St. Charles murder raises serial killer fear in region

Published 12:00 am Wednesday, July 6, 2005

By LEONARD GRAY

Managing Editor

BAYOU GAUCHE — When the body of Alonzo Hogan was discovered Saturday morning, lying on a canal bank, it raised the spectre of a possible serial killer to regional law enforcement agencies.

“It just fits,” Maj. Sam Zinna, of the St. Charles Parish Sheriff’s Office, said Sunday.

Zinna has been part of a serial murderer task force, established on April 25, to share information regarding 18 homicides over an area including Kenner, Jefferson, St. Charles, Lafourche and Terrebonne parishes.

Hogan, 34, of Raceland, was apparently dumped at the location where he was found at 6:43 a.m., after having been strangled elsewhere.

This was very similar to the case of Anoka Jones on Oct. 13, 2002, Zinna said.

Series One, as Zinna called them, were a set of nine homicides of a similar nature from 1997 to late 1999. All had been strangled or suffocated and dumped in remote areas, usually shoeless.
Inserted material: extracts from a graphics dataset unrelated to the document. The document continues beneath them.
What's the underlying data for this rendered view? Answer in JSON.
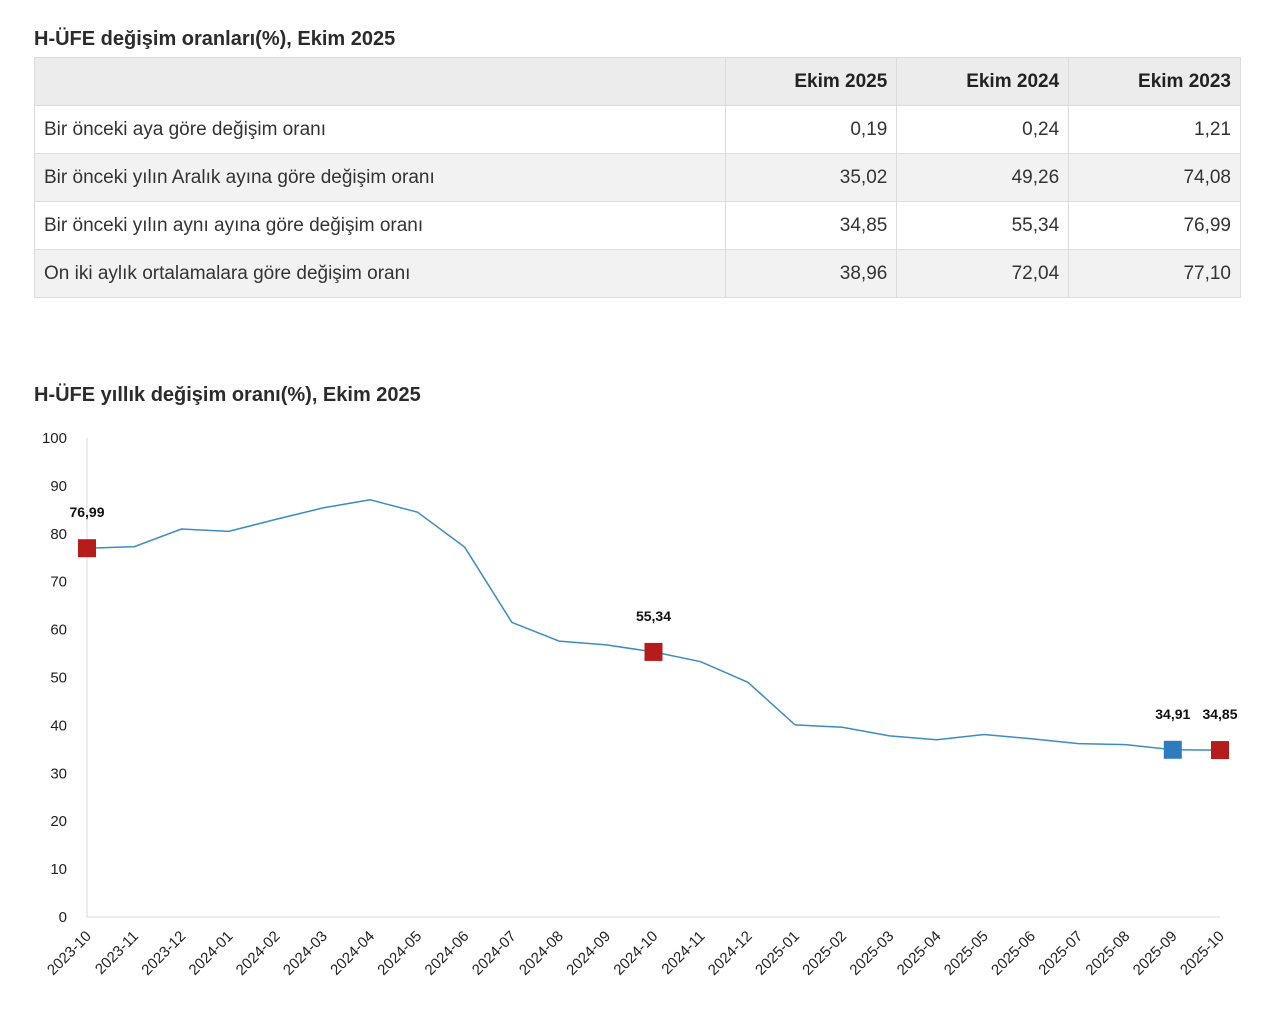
{
  "table": {
    "title": "H-ÜFE değişim oranları(%), Ekim 2025",
    "columns": [
      "",
      "Ekim 2025",
      "Ekim 2024",
      "Ekim 2023"
    ],
    "rows": [
      {
        "label": "Bir önceki aya göre değişim oranı",
        "values": [
          "0,19",
          "0,24",
          "1,21"
        ]
      },
      {
        "label": "Bir önceki yılın Aralık ayına göre değişim oranı",
        "values": [
          "35,02",
          "49,26",
          "74,08"
        ]
      },
      {
        "label": "Bir önceki yılın aynı ayına göre değişim oranı",
        "values": [
          "34,85",
          "55,34",
          "76,99"
        ]
      },
      {
        "label": "On iki aylık ortalamalara göre değişim oranı",
        "values": [
          "38,96",
          "72,04",
          "77,10"
        ]
      }
    ]
  },
  "chart": {
    "title": "H-ÜFE yıllık değişim oranı(%), Ekim 2025"
  },
  "chart_data": {
    "type": "line",
    "title": "H-ÜFE yıllık değişim oranı(%), Ekim 2025",
    "xlabel": "",
    "ylabel": "",
    "ylim": [
      0,
      100
    ],
    "yticks": [
      0,
      10,
      20,
      30,
      40,
      50,
      60,
      70,
      80,
      90,
      100
    ],
    "grid": false,
    "legend": "none",
    "x": [
      "2023-10",
      "2023-11",
      "2023-12",
      "2024-01",
      "2024-02",
      "2024-03",
      "2024-04",
      "2024-05",
      "2024-06",
      "2024-07",
      "2024-08",
      "2024-09",
      "2024-10",
      "2024-11",
      "2024-12",
      "2025-01",
      "2025-02",
      "2025-03",
      "2025-04",
      "2025-05",
      "2025-06",
      "2025-07",
      "2025-08",
      "2025-09",
      "2025-10"
    ],
    "series": [
      {
        "values": [
          76.99,
          77.3,
          81.0,
          80.5,
          83.0,
          85.4,
          87.1,
          84.5,
          77.2,
          61.5,
          57.6,
          56.8,
          55.34,
          53.3,
          49.0,
          40.1,
          39.6,
          37.8,
          37.0,
          38.1,
          37.2,
          36.2,
          36.0,
          34.91,
          34.85
        ],
        "color": "#3d8bc4"
      }
    ],
    "markers": [
      {
        "x": "2023-10",
        "value": 76.99,
        "label": "76,99",
        "color": "#b71c1c"
      },
      {
        "x": "2024-10",
        "value": 55.34,
        "label": "55,34",
        "color": "#b71c1c"
      },
      {
        "x": "2025-09",
        "value": 34.91,
        "label": "34,91",
        "color": "#2e7bbf"
      },
      {
        "x": "2025-10",
        "value": 34.85,
        "label": "34,85",
        "color": "#b71c1c"
      }
    ]
  }
}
Series Two, from January 2000 to the present, range across Lafourche and Terrebonne, with most from Houma.

Despite all this, detectives are not yet fully convinced of a serial murderer operating in the area. However, evidence is leaning in that direction, Zinna indicated. “It’s just like the rest,” he said, linking the Hogan death with the others. “It raised a red flag to everybody.”

The regional law enforcement agencies gathered on April 25 at the Louisiana Attorney General’s Office in Baton Rouge to agree to share information on the unsolved homicides.